If the Red Castle fought to the end, even if the Host of Stars seized Wyns March, governing it would be a nightmare. Every soldier fallen in the defense was family and friend to the people of the March.

But if they could force a surrender without mass casualties? Naturally, resistance in the March would drop.

So, for the sake of their liege on the Imperial heartland, the “right” choice was to resist to the last. Even if every man here died, they had to stop them. Then the March would remain the Red Lion’s ally.

But—

We can’t…!

That would cost too much. Not just the soldiers—the people of the March as well. What if they provoked the enemy into a massacre?

It is all too common for a victor to “blow off steam” by looting a domain—turning it into a field of corpses.

What right did he have to gamble with their lives? The promise carried the name of Mervinger; if they surrendered, that vow to spare them all would not be a lie.

So Tedan had to waver. His liege, Andre Wyns, had ordered the Red Castle held at any cost—but he was also the one who had always said the lives of the border folk came first.

If it were Andre Wyns—

If it were the Red Lion—how would he act here?

“Surrender.”

The entreaty came again.

Knowing this would be the last—

“….”

Tedan squeezed his eyes shut without realizing it.

* * *

“They’ve raised the white flag!”

“…It really worked.”

At his man’s report, Augustine let out a laugh despite himself.
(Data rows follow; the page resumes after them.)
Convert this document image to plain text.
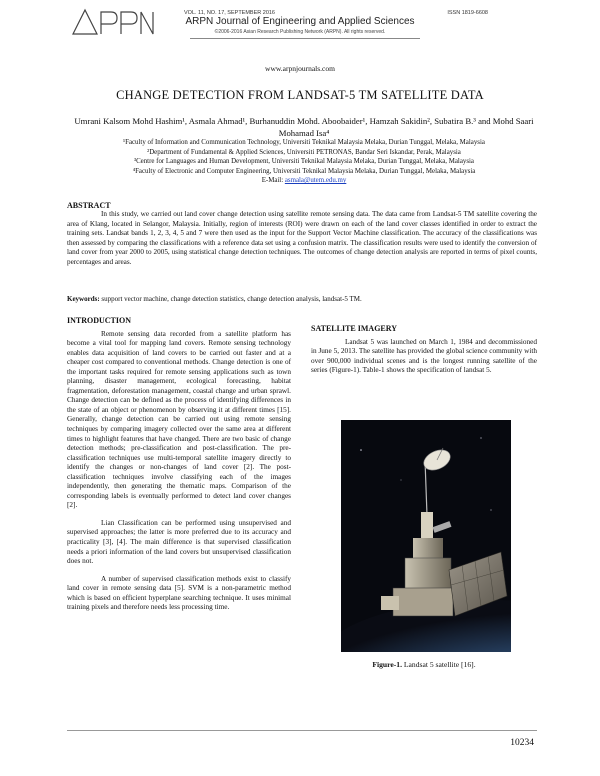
VOL. 11, NO. 17, SEPTEMBER 2016	ISSN 1819-6608
ARPN Journal of Engineering and Applied Sciences
©2006-2016 Asian Research Publishing Network (ARPN). All rights reserved.
www.arpnjournals.com
CHANGE DETECTION FROM LANDSAT-5 TM SATELLITE DATA
Umrani Kalsom Mohd Hashim¹, Asmala Ahmad¹, Burhanuddin Mohd. Aboobaider¹, Hamzah Sakidin², Subatira B.³ and Mohd Saari Mohamad Isa⁴
¹Faculty of Information and Communication Technology, Universiti Teknikal Malaysia Melaka, Durian Tunggal, Melaka, Malaysia
²Department of Fundamental & Applied Sciences, Universiti PETRONAS, Bandar Seri Iskandar, Perak, Malaysia
³Centre for Languages and Human Development, Universiti Teknikal Malaysia Melaka, Durian Tunggal, Melaka, Malaysia
⁴Faculty of Electronic and Computer Engineering, Universiti Teknikal Malaysia Melaka, Durian Tunggal, Melaka, Malaysia
E-Mail: asmala@utem.edu.my
ABSTRACT
In this study, we carried out land cover change detection using satellite remote sensing data. The data came from Landsat-5 TM satellite covering the area of Klang, located in Selangor, Malaysia. Initially, region of interests (ROI) were drawn on each of the land cover classes identified in order to extract the training sets. Landsat bands 1, 2, 3, 4, 5 and 7 were then used as the input for the Support Vector Machine classification. The accuracy of the classifications was then assessed by comparing the classifications with a reference data set using a confusion matrix. The classification results were used to identify the conversion of land cover from year 2000 to 2005, using statistical change detection techniques. The outcomes of change detection analysis are reported in terms of pixel counts, percentages and areas.
Keywords: support vector machine, change detection statistics, change detection analysis, landsat-5 TM.
INTRODUCTION

Remote sensing data recorded from a satellite platform has become a vital tool for mapping land covers. Remote sensing technology enables data acquisition of land covers to be carried out faster and at a cheaper cost compared to conventional methods. Change detection is one of the important tasks required for remote sensing applications such as town planning, disaster management, ecological forecasting, habitat fragmentation, deforestation management, coastal change and urban sprawl. Change detection can be defined as the process of identifying differences in the state of an object or phenomenon by observing it at different times [15]. Generally, change detection can be carried out using remote sensing techniques by comparing imagery collected over the same area at different times to highlight features that have changed. There are two basic of change detection methods; pre-classification and post-classification. The pre-classification techniques use multi-temporal satellite imagery directly to identify the changes or non-changes of land cover [2]. The post-classification techniques involve classifying each of the images independently, then generating the thematic maps. Comparison of the corresponding labels is eventually performed to detect land cover changes [2].

Lian Classification can be performed using unsupervised and supervised approaches; the latter is more preferred due to its accuracy and practicality [3], [4]. The main difference is that supervised classification needs a priori information of the land covers but unsupervised classification does not.

A number of supervised classification methods exist to classify land cover in remote sensing data [5]. SVM is a non-parametric method which is based on efficient hyperplane searching technique. It uses minimal training pixels and therefore needs less processing time.

SATELLITE IMAGERY

Landsat 5 was launched on March 1, 1984 and decommissioned in June 5, 2013. The satellite has provided the global science community with over 900,000 individual scenes and is the longest running satellite of the series (Figure-1). Table-1 shows the specification of landsat 5.

Figure-1. Landsat 5 satellite [16].
10234
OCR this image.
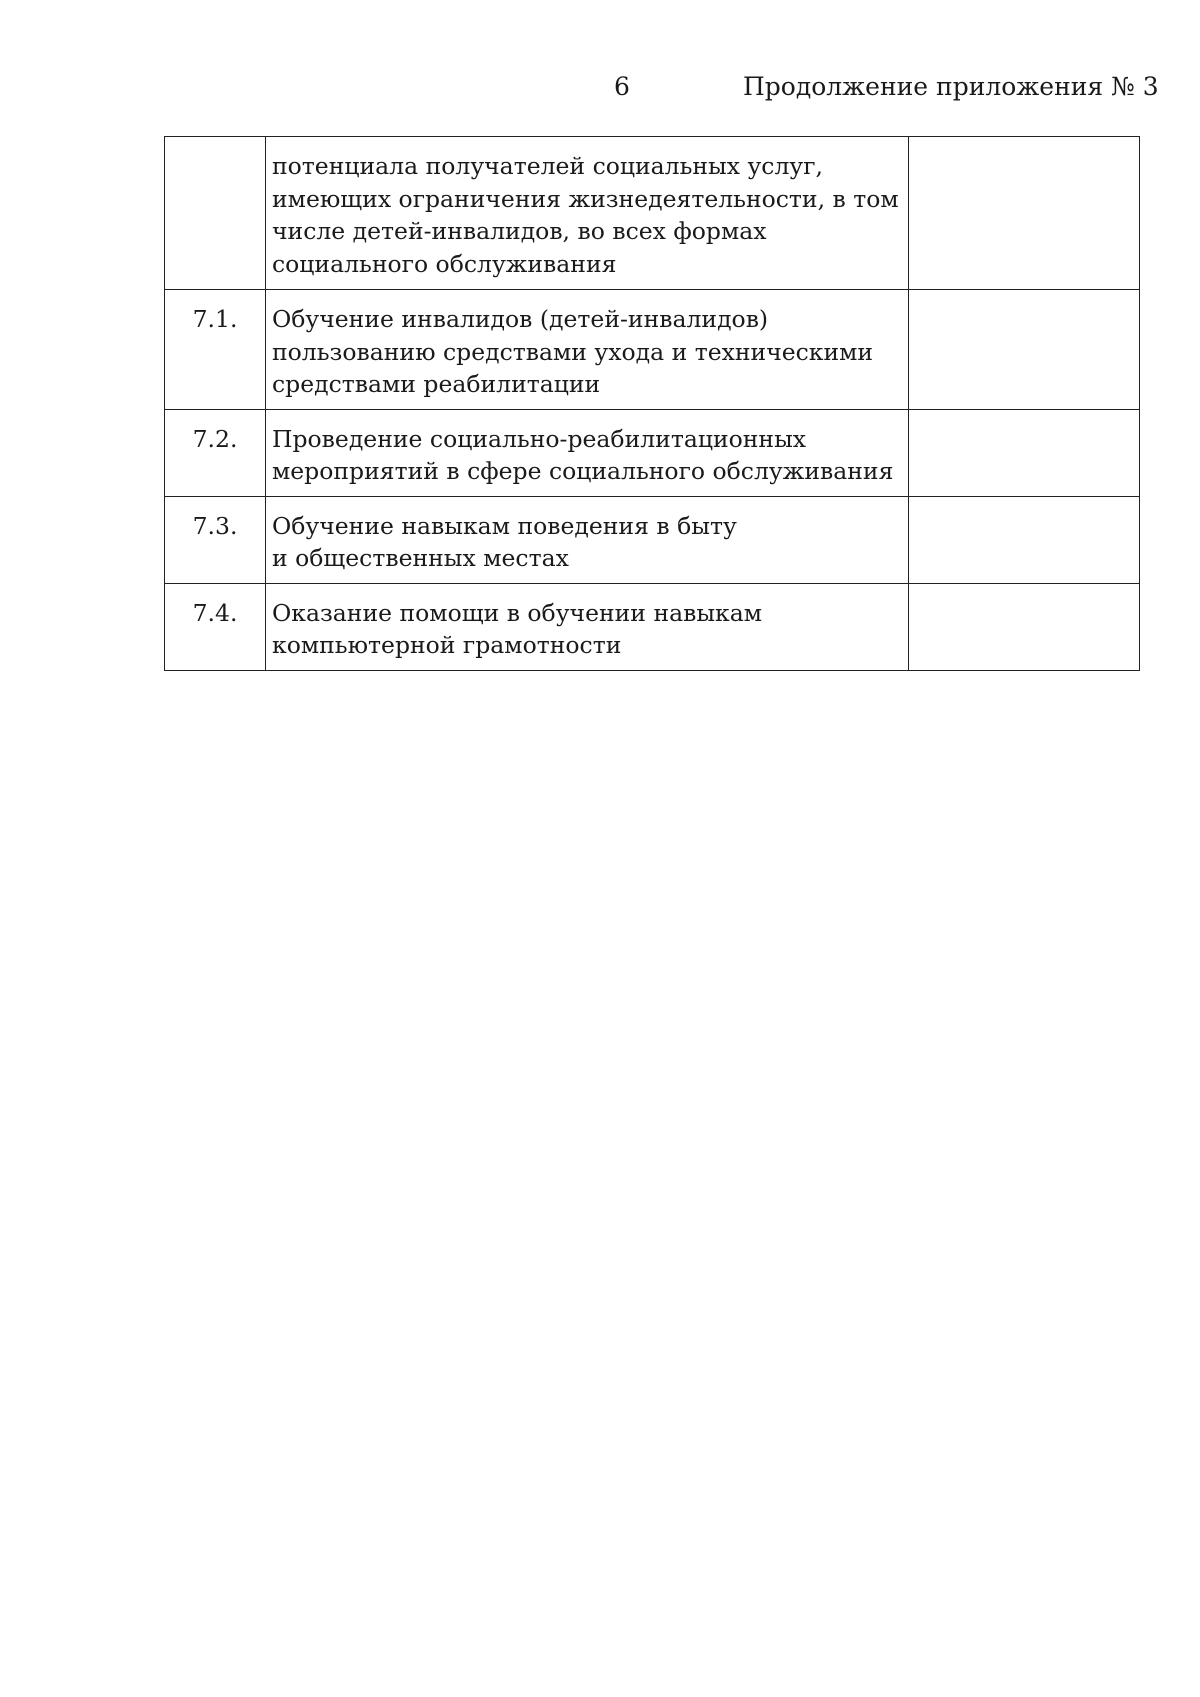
6	Продолжение приложения № 3
	потенциала получателей социальных услуг,
имеющих ограничения жизнедеятельности, в том
числе детей-инвалидов, во всех формах
социального обслуживания	
7.1.	Обучение инвалидов (детей-инвалидов)
пользованию средствами ухода и техническими
средствами реабилитации	
7.2.	Проведение социально-реабилитационных
мероприятий в сфере социального обслуживания	
7.3.	Обучение навыкам поведения в быту
и общественных местах	
7.4.	Оказание помощи в обучении навыкам
компьютерной грамотности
Indeed, high above the half-ruined keep, a great white flag had been hoisted.

The sign of surrender.

He’d done as Elric asked—terrify them, then offer terms—but truth be told, when they first discussed it, Augustine and the Senate elders alike were skeptical.

They were, after all, the main host of a rebellion. The Red Lion’s den, whose pride reached the heavens. Surely there would be no surrender.

No. They’ll raise the white flag. The Red Lion we’ve seen and heard from outside was that sort of man.

Elric’s certainty struck like a prophecy.

So.

Not just the Red Lion’s lands—but the man himself. I intend to make them all mine.